I’ve heard Max Keiser and even James Corbett (the latter of whom I deem highly reliable as a source of judiciously parsed information) advocate ‘Bitcoin’ as an ‘alternative currency’ for those who would like to opt out of the national and global fiat currency grid and into a network of commercial exchange free from the debaucheries and corruptions perpetrated on us all by the effectively ‘private’ central bank cartels that currently lord it over all of us.
There is only one problem with Keiser’s and Corbett’s well-intentioned advice: Bitcoin, as it currently exists, is not and cannot be an alternative currency.
The reason is quite simple: in order to avail themselves of Bitcoins, people have to ‘purchase’ Bitcoins with an ‘existing currency,’ and in particular, a U.S. dollar equivalent.

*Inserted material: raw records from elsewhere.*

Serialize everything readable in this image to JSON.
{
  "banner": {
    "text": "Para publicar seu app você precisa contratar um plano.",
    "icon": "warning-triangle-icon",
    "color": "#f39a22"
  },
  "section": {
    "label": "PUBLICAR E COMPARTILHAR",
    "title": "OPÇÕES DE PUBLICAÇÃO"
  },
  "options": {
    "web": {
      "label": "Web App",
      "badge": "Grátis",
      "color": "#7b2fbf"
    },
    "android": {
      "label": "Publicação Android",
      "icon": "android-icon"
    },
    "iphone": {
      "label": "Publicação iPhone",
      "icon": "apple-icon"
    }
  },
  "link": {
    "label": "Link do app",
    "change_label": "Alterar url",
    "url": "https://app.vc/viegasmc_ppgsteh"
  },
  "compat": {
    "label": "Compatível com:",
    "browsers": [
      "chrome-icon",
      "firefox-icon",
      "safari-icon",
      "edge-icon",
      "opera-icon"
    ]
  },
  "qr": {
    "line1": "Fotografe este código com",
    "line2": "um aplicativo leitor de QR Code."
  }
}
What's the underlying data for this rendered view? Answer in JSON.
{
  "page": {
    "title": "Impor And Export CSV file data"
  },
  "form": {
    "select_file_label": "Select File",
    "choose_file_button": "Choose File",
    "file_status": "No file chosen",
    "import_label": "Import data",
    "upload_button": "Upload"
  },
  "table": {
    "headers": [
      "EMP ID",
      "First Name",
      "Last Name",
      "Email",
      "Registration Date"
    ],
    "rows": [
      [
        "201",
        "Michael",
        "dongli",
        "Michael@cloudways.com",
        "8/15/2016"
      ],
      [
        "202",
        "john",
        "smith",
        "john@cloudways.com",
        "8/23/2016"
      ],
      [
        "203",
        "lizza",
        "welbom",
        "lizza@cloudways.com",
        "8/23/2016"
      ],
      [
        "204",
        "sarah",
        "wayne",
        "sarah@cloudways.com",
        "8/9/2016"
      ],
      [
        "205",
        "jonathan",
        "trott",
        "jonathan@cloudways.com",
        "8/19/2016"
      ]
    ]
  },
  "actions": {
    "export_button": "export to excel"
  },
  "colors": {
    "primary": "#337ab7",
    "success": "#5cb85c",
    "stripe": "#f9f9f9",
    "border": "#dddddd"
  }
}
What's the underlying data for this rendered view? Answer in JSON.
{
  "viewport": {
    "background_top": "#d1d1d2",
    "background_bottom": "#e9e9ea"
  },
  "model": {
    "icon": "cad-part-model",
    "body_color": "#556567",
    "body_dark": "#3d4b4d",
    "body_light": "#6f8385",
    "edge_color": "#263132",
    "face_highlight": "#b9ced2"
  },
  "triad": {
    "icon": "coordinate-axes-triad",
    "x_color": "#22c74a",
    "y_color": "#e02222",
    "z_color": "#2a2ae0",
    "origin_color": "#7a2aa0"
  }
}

Consequently, because of this ‘peg,’ regardless of whether it is fixed or floating (and even though ‘Bitcoin’ in practice is actually a ‘commoditized’ medium of exchange whose ‘real market value’ is subject to the actual vagaries of demand from among buying ‘customers’ or ‘consumers’ who speculate with an eye to future values denominated in ‘dollars,’ that is to say, even though ‘Bitcoin’ is ‘in fact’ and ‘in practice’ not at all a ‘currency’ whose ‘value’ is ‘pegged’ to the ‘real’ value of another ‘currency’ in a market of ‘currencies’) – ‘Bitcoin’ is at most an ‘abstract’ commodity whose value remains rooted in, and is therefore a direct expression of, the existing network of national or global fiat currencies.
‘Bitcoin,’ in other words, is not and cannot be an ‘alternative currency’ if its ‘value’ on the open market is primarily determined by, derived from, or measured in terms of any of the currently existing ‘currencies.’ For as such, it is nothing but an extension of these very currencies, and even worse, nothing but a ‘speculative’ expression of these currencies, a Greater Fool Scheme destined to collapse at the very moment that the broader public or pool of ‘speculators in Bitcoins’ ceases to buy or convert its fiat denominations into Bitcoins.
If ‘Bitcoin’ was a ‘true’ alternative ‘currency,’ the basis of its issuance would be units of ‘goods and services,’ the principal of equivalence of which would be an approximation of the ‘labor time’ required to produce each unit of a real world ‘good’ or ‘service.’ Each ‘Bitcoin’ as a unit of currency would enter into ‘circulation’ as a unit of ‘credit’ for the purpose of requisitioning ‘materials and labor’ for the purpose of producing another ‘cycle’ or ‘set’ of ‘materials and labor’ that would be offered up for purchase to a consumer base also availed of ‘credited’ Bitcoins that had been likewise issued as ‘credit’ for the purpose of requisitioning ‘materials and labor’ for the purpose of trade, and so on. In this fashion, because the trade equivalence value of a ‘Bitcoin’ would inhere in actual units of real world ‘goods and services,’ the currency would be neither fictitious nor subject to appropriation by cartelization, since the issuance would be in the form of ‘credit’ for ‘real world production and trade.’ Furthermore, the community or trade network that would consent to using ‘Bitcoins’ as its medium of trade would have to democratically agree to the terms of ‘issuance’ and the rate of interest of that issuance, if any.
The foregoing paragraph sums up in general terms the minimum requirements for anything approaching what ‘we’ might deem as an alternative to the existing systems of currencies in the world today. The root of the problem with existing systems of ‘fiat currencies’ is that they are in effect ‘private,’ as opposed to ‘public’ (or ‘democratically controlled’), systems of currency issuance.
In my opinion, those who suggest that ‘Bitcoin,’ as it is currently ‘issued into circulation,’ is a genuine alternative to the existing pool of fiat currencies, whether knowingly or not, are both complicit in perpetuating the fraud of ‘privately issued money’ and seriously misleading an unsuspecting and gullible public.